Like It or Not: Here’s How Much Biogen’s Spinraza Will Cost
By Alex Keown, BioSpace.com Breaking News Staff
Biogen announced this morning that the first year of treatment with the drug will be $750,000. Patients will receive six injections in the first year, which is about $125,000 per shot. After the first year, the price will drop to $375,000 per year, Xconomy reported. Patients will receive injections annually for the remainder of their lives, Xconomy said.
Orphan drugs are typically very expensive, but it seems that Spinraza will be on the upper tier in regards to pricing. Citing a 2015 report from EvaluatePharma, Xconomy said the average price for a rare disease treatment was “$111,820 per patient, per year between 2010 and 2014.”

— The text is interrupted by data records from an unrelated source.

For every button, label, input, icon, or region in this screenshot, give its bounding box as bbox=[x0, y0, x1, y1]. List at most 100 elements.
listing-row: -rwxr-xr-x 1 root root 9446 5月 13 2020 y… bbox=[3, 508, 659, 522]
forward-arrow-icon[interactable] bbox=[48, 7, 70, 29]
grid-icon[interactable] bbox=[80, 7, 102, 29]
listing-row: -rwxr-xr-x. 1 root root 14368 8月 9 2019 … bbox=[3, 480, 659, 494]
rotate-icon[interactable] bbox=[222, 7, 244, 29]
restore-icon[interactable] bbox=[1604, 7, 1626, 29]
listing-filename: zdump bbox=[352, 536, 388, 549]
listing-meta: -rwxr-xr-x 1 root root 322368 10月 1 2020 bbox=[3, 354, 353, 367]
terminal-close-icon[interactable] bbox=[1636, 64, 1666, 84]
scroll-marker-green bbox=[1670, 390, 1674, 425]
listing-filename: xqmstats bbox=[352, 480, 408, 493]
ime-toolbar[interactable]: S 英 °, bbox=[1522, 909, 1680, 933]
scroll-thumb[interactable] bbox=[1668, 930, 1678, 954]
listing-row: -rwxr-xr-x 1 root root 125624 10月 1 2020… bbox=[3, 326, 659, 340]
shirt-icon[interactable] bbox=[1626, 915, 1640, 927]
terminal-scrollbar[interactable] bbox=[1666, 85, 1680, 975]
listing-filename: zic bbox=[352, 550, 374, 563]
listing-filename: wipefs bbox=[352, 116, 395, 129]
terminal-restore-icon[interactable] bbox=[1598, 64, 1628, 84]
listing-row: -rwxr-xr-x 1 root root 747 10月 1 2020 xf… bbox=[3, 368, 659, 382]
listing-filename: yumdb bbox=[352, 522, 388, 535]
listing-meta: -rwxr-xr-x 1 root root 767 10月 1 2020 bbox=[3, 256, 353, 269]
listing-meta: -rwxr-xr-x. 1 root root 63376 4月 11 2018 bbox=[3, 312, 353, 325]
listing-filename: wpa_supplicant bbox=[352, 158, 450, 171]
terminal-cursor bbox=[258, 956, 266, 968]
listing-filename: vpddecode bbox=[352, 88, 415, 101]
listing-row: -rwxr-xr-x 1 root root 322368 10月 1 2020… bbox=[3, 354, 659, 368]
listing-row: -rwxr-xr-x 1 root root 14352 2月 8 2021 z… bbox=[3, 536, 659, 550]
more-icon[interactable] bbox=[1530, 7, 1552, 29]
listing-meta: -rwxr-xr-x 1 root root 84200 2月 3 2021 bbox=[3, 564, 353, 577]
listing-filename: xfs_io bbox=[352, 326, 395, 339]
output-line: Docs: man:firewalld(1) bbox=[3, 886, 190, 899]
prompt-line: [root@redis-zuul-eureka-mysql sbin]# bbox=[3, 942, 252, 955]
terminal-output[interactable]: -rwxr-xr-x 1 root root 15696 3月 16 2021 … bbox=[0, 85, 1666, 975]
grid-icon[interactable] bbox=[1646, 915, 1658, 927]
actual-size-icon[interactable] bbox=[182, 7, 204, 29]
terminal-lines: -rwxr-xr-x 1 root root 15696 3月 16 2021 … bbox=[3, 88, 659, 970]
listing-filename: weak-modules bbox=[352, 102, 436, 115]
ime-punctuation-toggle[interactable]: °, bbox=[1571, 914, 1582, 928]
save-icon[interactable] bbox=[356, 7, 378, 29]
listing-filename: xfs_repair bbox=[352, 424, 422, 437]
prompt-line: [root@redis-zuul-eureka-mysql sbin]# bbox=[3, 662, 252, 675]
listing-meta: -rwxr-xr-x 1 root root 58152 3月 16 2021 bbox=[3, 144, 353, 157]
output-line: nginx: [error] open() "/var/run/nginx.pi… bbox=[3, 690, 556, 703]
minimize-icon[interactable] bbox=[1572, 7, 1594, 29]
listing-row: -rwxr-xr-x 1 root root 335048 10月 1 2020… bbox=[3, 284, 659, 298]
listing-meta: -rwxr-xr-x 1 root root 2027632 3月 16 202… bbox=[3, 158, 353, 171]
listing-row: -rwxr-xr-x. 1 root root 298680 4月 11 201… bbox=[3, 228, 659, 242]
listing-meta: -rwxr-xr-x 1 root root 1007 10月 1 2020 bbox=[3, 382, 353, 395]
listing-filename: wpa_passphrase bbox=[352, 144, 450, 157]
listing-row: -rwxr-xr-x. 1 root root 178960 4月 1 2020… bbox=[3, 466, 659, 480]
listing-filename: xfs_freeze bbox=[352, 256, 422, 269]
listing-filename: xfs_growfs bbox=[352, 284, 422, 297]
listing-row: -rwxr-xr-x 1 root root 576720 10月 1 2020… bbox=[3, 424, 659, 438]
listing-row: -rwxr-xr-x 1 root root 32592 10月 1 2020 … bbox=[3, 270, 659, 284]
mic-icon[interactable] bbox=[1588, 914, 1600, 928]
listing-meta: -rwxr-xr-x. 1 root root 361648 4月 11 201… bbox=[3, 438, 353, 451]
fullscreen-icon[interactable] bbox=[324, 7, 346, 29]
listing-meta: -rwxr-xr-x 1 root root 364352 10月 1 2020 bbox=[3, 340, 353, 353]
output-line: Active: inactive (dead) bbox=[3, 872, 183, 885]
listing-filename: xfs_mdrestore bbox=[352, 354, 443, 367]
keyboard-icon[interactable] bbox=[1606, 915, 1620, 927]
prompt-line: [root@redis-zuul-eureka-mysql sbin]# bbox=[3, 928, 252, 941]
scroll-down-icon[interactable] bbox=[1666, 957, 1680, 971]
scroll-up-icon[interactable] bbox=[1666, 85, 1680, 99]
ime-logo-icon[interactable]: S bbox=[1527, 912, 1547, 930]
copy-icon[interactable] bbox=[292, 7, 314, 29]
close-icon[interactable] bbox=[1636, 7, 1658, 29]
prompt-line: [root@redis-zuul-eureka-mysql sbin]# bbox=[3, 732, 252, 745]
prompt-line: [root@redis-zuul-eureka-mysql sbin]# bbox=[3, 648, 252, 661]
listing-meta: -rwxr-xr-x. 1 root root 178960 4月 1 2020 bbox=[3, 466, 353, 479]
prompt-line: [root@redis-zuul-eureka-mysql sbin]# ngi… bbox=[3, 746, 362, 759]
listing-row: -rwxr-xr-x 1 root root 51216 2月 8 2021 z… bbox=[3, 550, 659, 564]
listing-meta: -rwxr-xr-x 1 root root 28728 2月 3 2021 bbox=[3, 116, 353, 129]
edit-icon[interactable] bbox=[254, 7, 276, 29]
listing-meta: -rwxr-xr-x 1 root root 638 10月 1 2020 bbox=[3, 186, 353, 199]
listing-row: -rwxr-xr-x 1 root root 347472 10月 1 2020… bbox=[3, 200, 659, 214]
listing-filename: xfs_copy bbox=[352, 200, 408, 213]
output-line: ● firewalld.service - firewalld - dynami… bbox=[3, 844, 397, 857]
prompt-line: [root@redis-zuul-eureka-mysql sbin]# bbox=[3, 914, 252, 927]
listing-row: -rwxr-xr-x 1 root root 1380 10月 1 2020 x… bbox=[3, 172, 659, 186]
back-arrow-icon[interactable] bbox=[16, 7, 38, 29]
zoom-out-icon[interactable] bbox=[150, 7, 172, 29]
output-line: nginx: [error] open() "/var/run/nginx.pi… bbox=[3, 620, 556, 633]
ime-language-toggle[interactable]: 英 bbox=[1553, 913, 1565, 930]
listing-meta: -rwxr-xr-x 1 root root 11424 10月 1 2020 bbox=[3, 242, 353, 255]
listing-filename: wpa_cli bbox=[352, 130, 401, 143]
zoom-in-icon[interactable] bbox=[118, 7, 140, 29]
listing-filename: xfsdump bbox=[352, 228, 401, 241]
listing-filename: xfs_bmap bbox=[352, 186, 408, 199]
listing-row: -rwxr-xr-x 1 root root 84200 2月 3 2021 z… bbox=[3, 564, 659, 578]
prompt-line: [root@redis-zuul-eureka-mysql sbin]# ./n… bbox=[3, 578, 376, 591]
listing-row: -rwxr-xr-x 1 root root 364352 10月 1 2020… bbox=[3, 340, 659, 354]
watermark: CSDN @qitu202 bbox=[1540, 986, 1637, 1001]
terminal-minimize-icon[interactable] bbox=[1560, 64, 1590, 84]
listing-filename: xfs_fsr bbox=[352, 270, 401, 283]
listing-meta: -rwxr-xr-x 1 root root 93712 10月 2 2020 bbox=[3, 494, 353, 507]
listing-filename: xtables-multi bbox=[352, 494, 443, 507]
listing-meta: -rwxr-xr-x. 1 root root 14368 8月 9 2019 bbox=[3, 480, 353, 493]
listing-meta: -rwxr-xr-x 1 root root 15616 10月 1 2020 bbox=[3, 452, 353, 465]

Geoffrey Porges, an analyst with Leerink, indicated in a note that Biogen expects about 1,700 patients will begin treatment with Spinraza in 2017 and 2018, the Boston Business Journal reported. There are an estimated 9,000 to 25,000 SMA patients in the United States, according to the SMA Foundation. Spinraza was approved with a broad use label for SMA Types 1, 2, and 3.
Although the price is high, consumers do not typically pay the drug’s list price, especially once insurance companies begin to negotiate with the drugmakers. Biogen also said the company has established a program, SMA 360, to help patients facing “non-medical barriers” to treatment, such as financial problems or trouble with coverage, Xconomy reported.
Spinraza (nusinersen) was approved by the U.S. Food and Drug Administration on Dec. 23. Spinraza is the only treatment in the United States approved for SMA, a leading genetic cause of death in infants and toddlers that is marked by progressive, debilitating muscle weakness. Spinraza is an antisense oligonucleotide (ASO) that is designed to alter the splicing of SMN2, a gene that is nearly identical to SMN1. Biogen co-developed Spinraza with Ionis Pharmaceuticals (IONS).
SMA is a disorder characterized by loss of motor neurons in the spinal cord and lower brain stem. This results in severe and progressive muscular atrophy and weakness. Over time, patients with the most severe form of SMA can become paralyzed and have difficulty in breathing and swallowing. Patients with SMA do not produce enough survival motor neuron (SMN) protein, which is caused by a defect in the SMN1 gene.
The FDA approval of Spinraza was based on positive results from multiple clinical studies in more than 170 patients. Biogen and Ionis are moving quickly to make Spinraza available for patients. On Dec. 23, the company said it will make the therapy available for shipment to healthcare providers in the United States in approximately one week–meeting the timeline the company had initially set for early January 2017. Biogen anticipates there may be variation in time to treatment as institutions and treatment centers learn about Spinraza, the company said in its statement.
In October, the European Medicines Agency approved Biogen’s Marketing Authorization Application for Spinraza. The EMA’s Committee for Medicinal Products for Human Use granted Accelerated Assessment status. In addition, Biogen has submitted regulatory filings in Japan, Canada and Australia and will initiate additional filings in other countries in 2017.